Huddilston, believing the vases and Hyginus fable to relate to Euripides' play, reconstructed the plot as follows. Maeon is already grown and has come to Thebes to participate in games. Creon recognizes him and is enraged that Haemon deceived him years earlier. He orders Antigone to appear before him, and she does so along with Haemon. Creon sentences one or both to death, when Heracles appears to intercede as a deus ex machina. In this reconstruction, the comment by Aristophanes of Byzantium does not apply to the plot of Euripides' play, but only to the background to the play.

==Date==
The date for Antigone has not been definitively established. However, metrical analysis on the extant fragments, particularly the incidence of resolutions, by Cropp and Fick indicates that the play was likely written in the latter part of Euripides' life, between 420 BCE and 406 BCE. In addition, a scholiast remark indicates that another play of Euripides, Antiope, was produced after 412. However, metrical analysis of the extant fragments of Antiope indicate a much earlier date. This leaves open the possibility that the scholium erroneously referred to Antiope but meant Antigone, or originally named Antigone but this became corrupted over time. If so, that would indicate that Antigone was produced between 411 and 406 BCE.

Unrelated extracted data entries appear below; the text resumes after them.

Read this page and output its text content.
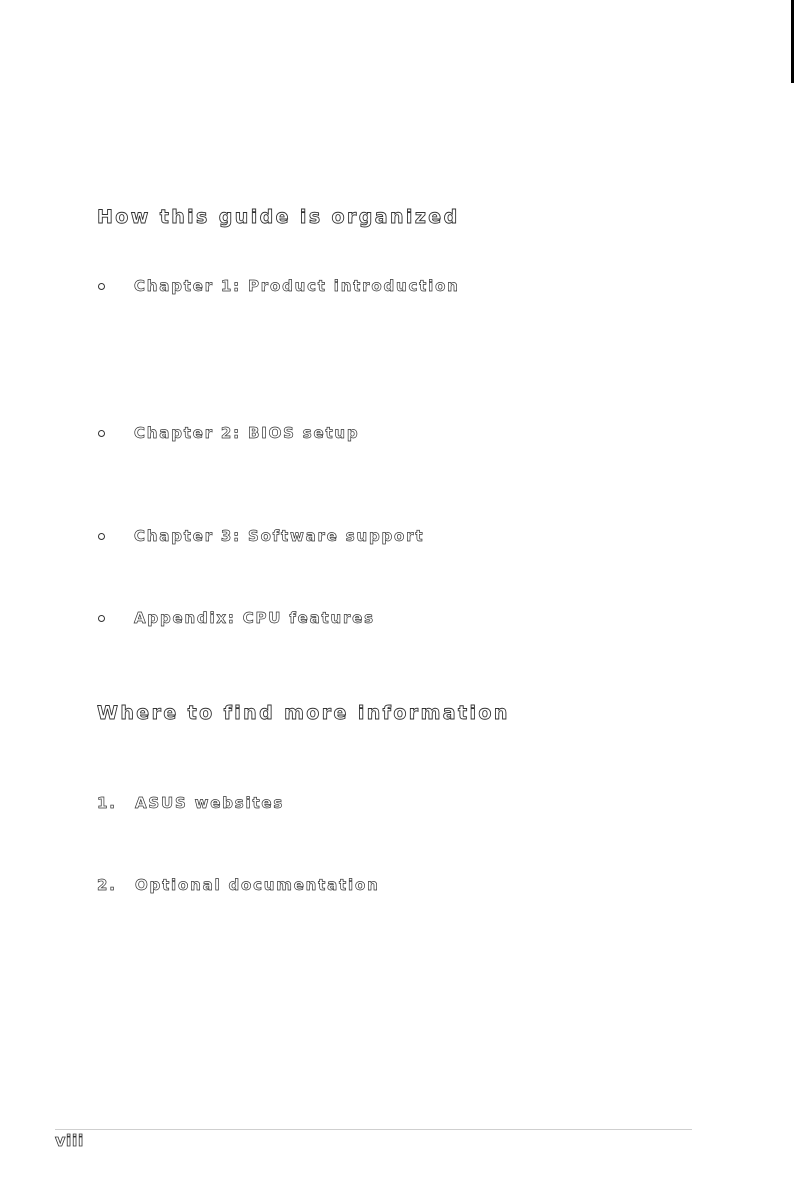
How this guide is organized
Chapter 1: Product introduction
Chapter 2: BIOS setup
Chapter 3: Software support
Appendix: CPU features
Where to find more information
1.	ASUS websites
2.	Optional documentation
viii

Zimmerman has suggested that the likely theme of the play involving Polynices as a traitor who was denied burial mirrored events of the Peloponnesian War in 411 BCE, which may be a further clue to the date of Antigone.

==Notable fragments==
Two lines from the prologue survive because Aristophanes held them up to ridicule in The Frogs. These lines talk about Oedipus starting out as a fortunate man, then becoming wretched.